Gli investitori professionali che aumenteranno la quota di azionario entro il prossimo anno

1 Novembre 2019, di Massimiliano Volpe

 

Più della metà degli investitori professionali (51%) ha dichiarato che aumenterà la propria allocazione nell’azionario entro il prossimo anno. È quanto emerge dall’ultimo Investor Sentimeter di NN Investment Partners (NN IP).

Altre asset class in cui si prevede di investire di più sono: obbligazionario e real estate con il 38%; i fondi hedge (30%); commodity (27%) e il private equity (27%).

Nonostante le prospettive incerte, è interessante che gli investitori del Sentimeter di NN IP si aspettano ancora che la propria propensione al rischio aumenti nel 2020. Ciò sembrerebbe implicare che la loro valutazione non si basa su una fiducia diffusa in una ripresa economica, ma piuttosto sulla mancanza di una strategia alternativa.

I rendimenti dei titoli di Stato sono a livelli estremamente bassi – in territorio negativo in molti paesi europei – e gli spread sulle obbligazioni societarie più sicure non sono molto più elevati.
Ciò significa che gli investitori sono costretti ad assumersi maggiori rischi per poter raggiungere i loro obiettivi di rendimento.

Secondo NN Investment Partners viene riconosciuto il sentiment espresso nell’indagine sull’azionario come asset class preferita. Se i rischi politici sono tenuti sotto controllo e i policymaker scelgono di aumentare la spesa fiscale, ci sarà ampio spazio per far calare il premio al rischio azionario attualmente elevato.
In questo contesto, le azioni saranno anche l’asset class preferita da NN Investment Partners e si potrà assistere a un grande spostamento dal “growth” al “value” e dagli USA ad altri mercati. Se ciò dovesse accadere,  l’Eurozona e i mercati giapponesi ne saranno i maggiori beneficiari. In questo scenario preferibile, i Financials supereranno anche i “bond proxy”.

Tuttavia, i conflitti commerciali, la Brexit e altre incertezze politiche continuano ad offuscare il mercato e non vi sono ancora prove, nei dati economici, che il rallentamento economico sia finito.
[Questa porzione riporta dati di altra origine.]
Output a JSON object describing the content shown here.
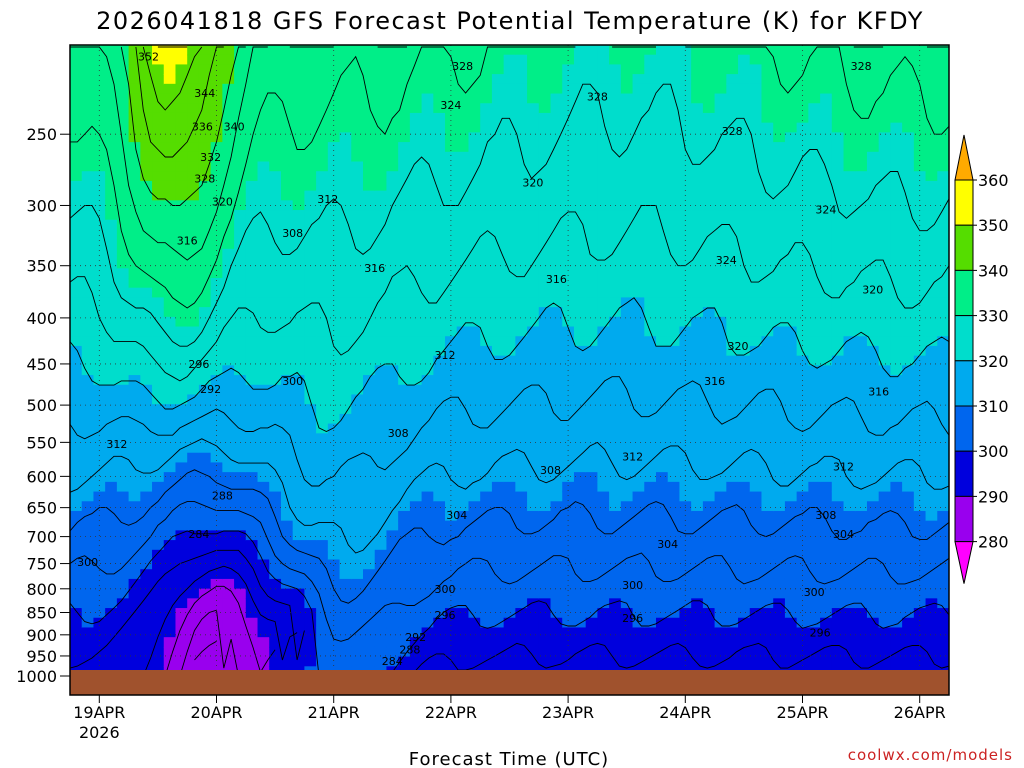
{
  "chart_data": {
    "type": "heatmap",
    "title": "2026041818 GFS Forecast Potential Temperature (K) for KFDY",
    "xlabel": "Forecast Time (UTC)",
    "ylabel": "",
    "y_axis_unit": "hPa",
    "y_scale": "log",
    "ylim": [
      1000,
      200
    ],
    "y_ticks": [
      "250",
      "300",
      "350",
      "400",
      "450",
      "500",
      "550",
      "600",
      "650",
      "700",
      "750",
      "800",
      "850",
      "900",
      "950",
      "1000"
    ],
    "x_ticks": [
      {
        "label": "19APR",
        "sub": "2026",
        "day": 0
      },
      {
        "label": "20APR",
        "sub": "",
        "day": 1
      },
      {
        "label": "21APR",
        "sub": "",
        "day": 2
      },
      {
        "label": "22APR",
        "sub": "",
        "day": 3
      },
      {
        "label": "23APR",
        "sub": "",
        "day": 4
      },
      {
        "label": "24APR",
        "sub": "",
        "day": 5
      },
      {
        "label": "25APR",
        "sub": "",
        "day": 6
      },
      {
        "label": "26APR",
        "sub": "",
        "day": 7
      }
    ],
    "x_range_days": [
      -0.25,
      7.25
    ],
    "grid": true,
    "colorbar": {
      "levels": [
        280,
        290,
        300,
        310,
        320,
        330,
        340,
        350,
        360
      ],
      "colors": [
        "#ff00ff",
        "#9900ee",
        "#0000dd",
        "#0066ee",
        "#00aaee",
        "#00ddcc",
        "#00ee88",
        "#55dd00",
        "#ffff00",
        "#ffaa00"
      ],
      "labels": [
        "360",
        "350",
        "340",
        "330",
        "320",
        "310",
        "300",
        "290",
        "280"
      ]
    },
    "contour_labels": [
      {
        "text": "352",
        "day": 0.42,
        "p": 205
      },
      {
        "text": "344",
        "day": 0.9,
        "p": 225
      },
      {
        "text": "336",
        "day": 0.88,
        "p": 245
      },
      {
        "text": "340",
        "day": 1.15,
        "p": 245
      },
      {
        "text": "332",
        "day": 0.95,
        "p": 265
      },
      {
        "text": "328",
        "day": 0.9,
        "p": 280
      },
      {
        "text": "320",
        "day": 1.05,
        "p": 297
      },
      {
        "text": "316",
        "day": 0.75,
        "p": 328
      },
      {
        "text": "312",
        "day": 1.95,
        "p": 295
      },
      {
        "text": "308",
        "day": 1.65,
        "p": 322
      },
      {
        "text": "316",
        "day": 2.35,
        "p": 352
      },
      {
        "text": "328",
        "day": 3.1,
        "p": 210
      },
      {
        "text": "324",
        "day": 3.0,
        "p": 232
      },
      {
        "text": "320",
        "day": 3.7,
        "p": 283
      },
      {
        "text": "316",
        "day": 3.9,
        "p": 362
      },
      {
        "text": "328",
        "day": 4.25,
        "p": 227
      },
      {
        "text": "328",
        "day": 5.4,
        "p": 248
      },
      {
        "text": "328",
        "day": 6.5,
        "p": 210
      },
      {
        "text": "324",
        "day": 6.2,
        "p": 303
      },
      {
        "text": "324",
        "day": 5.35,
        "p": 345
      },
      {
        "text": "320",
        "day": 6.6,
        "p": 372
      },
      {
        "text": "320",
        "day": 5.45,
        "p": 430
      },
      {
        "text": "316",
        "day": 5.25,
        "p": 470
      },
      {
        "text": "316",
        "day": 6.65,
        "p": 483
      },
      {
        "text": "312",
        "day": 0.15,
        "p": 552
      },
      {
        "text": "296",
        "day": 0.85,
        "p": 450
      },
      {
        "text": "292",
        "day": 0.95,
        "p": 480
      },
      {
        "text": "300",
        "day": 1.65,
        "p": 470
      },
      {
        "text": "312",
        "day": 2.95,
        "p": 440
      },
      {
        "text": "308",
        "day": 2.55,
        "p": 537
      },
      {
        "text": "288",
        "day": 1.05,
        "p": 630
      },
      {
        "text": "284",
        "day": 0.85,
        "p": 695
      },
      {
        "text": "304",
        "day": 3.05,
        "p": 662
      },
      {
        "text": "308",
        "day": 3.85,
        "p": 590
      },
      {
        "text": "312",
        "day": 4.55,
        "p": 570
      },
      {
        "text": "312",
        "day": 6.35,
        "p": 585
      },
      {
        "text": "308",
        "day": 6.2,
        "p": 662
      },
      {
        "text": "304",
        "day": 6.35,
        "p": 695
      },
      {
        "text": "304",
        "day": 4.85,
        "p": 713
      },
      {
        "text": "300",
        "day": -0.1,
        "p": 747
      },
      {
        "text": "300",
        "day": 2.95,
        "p": 800
      },
      {
        "text": "300",
        "day": 4.55,
        "p": 792
      },
      {
        "text": "300",
        "day": 6.1,
        "p": 807
      },
      {
        "text": "296",
        "day": 2.95,
        "p": 855
      },
      {
        "text": "296",
        "day": 4.55,
        "p": 862
      },
      {
        "text": "296",
        "day": 6.15,
        "p": 895
      },
      {
        "text": "292",
        "day": 2.7,
        "p": 905
      },
      {
        "text": "288",
        "day": 2.65,
        "p": 935
      },
      {
        "text": "284",
        "day": 2.5,
        "p": 962
      }
    ]
  },
  "credit": "coolwx.com/models"
}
Nell’ambito dei portafogli multi-asset, da NN Investment Partners fanno sapere di rimanere in attesa, mantenendo un’allocazione azionaria più neutrale.

Se i dati economici forniranno chiari segnali di stabilizzazione del quadro di crescita e/o se si troveranno risoluzioni reali per le varie incertezze politiche, saremo pronti ad aggiungere azioni europee e giapponesi e riposizioni sulla base di considerazioni legate allo stile o rotazione settoriale nel 2020.
Uno scenario caratterizzato da bassi rendimenti non spinge gli investitori solo verso le azioni.

Molti investitori sono limitati nella quantità di rischio azionario che sono in grado o disposti ad assumersi. La ricerca di rendimento continuerà a spingere i flussi verso prodotti con una maggiore diversificazione del rischio, come il debito dei mercati emergenti e strategie alternative meno liquide come i mutui.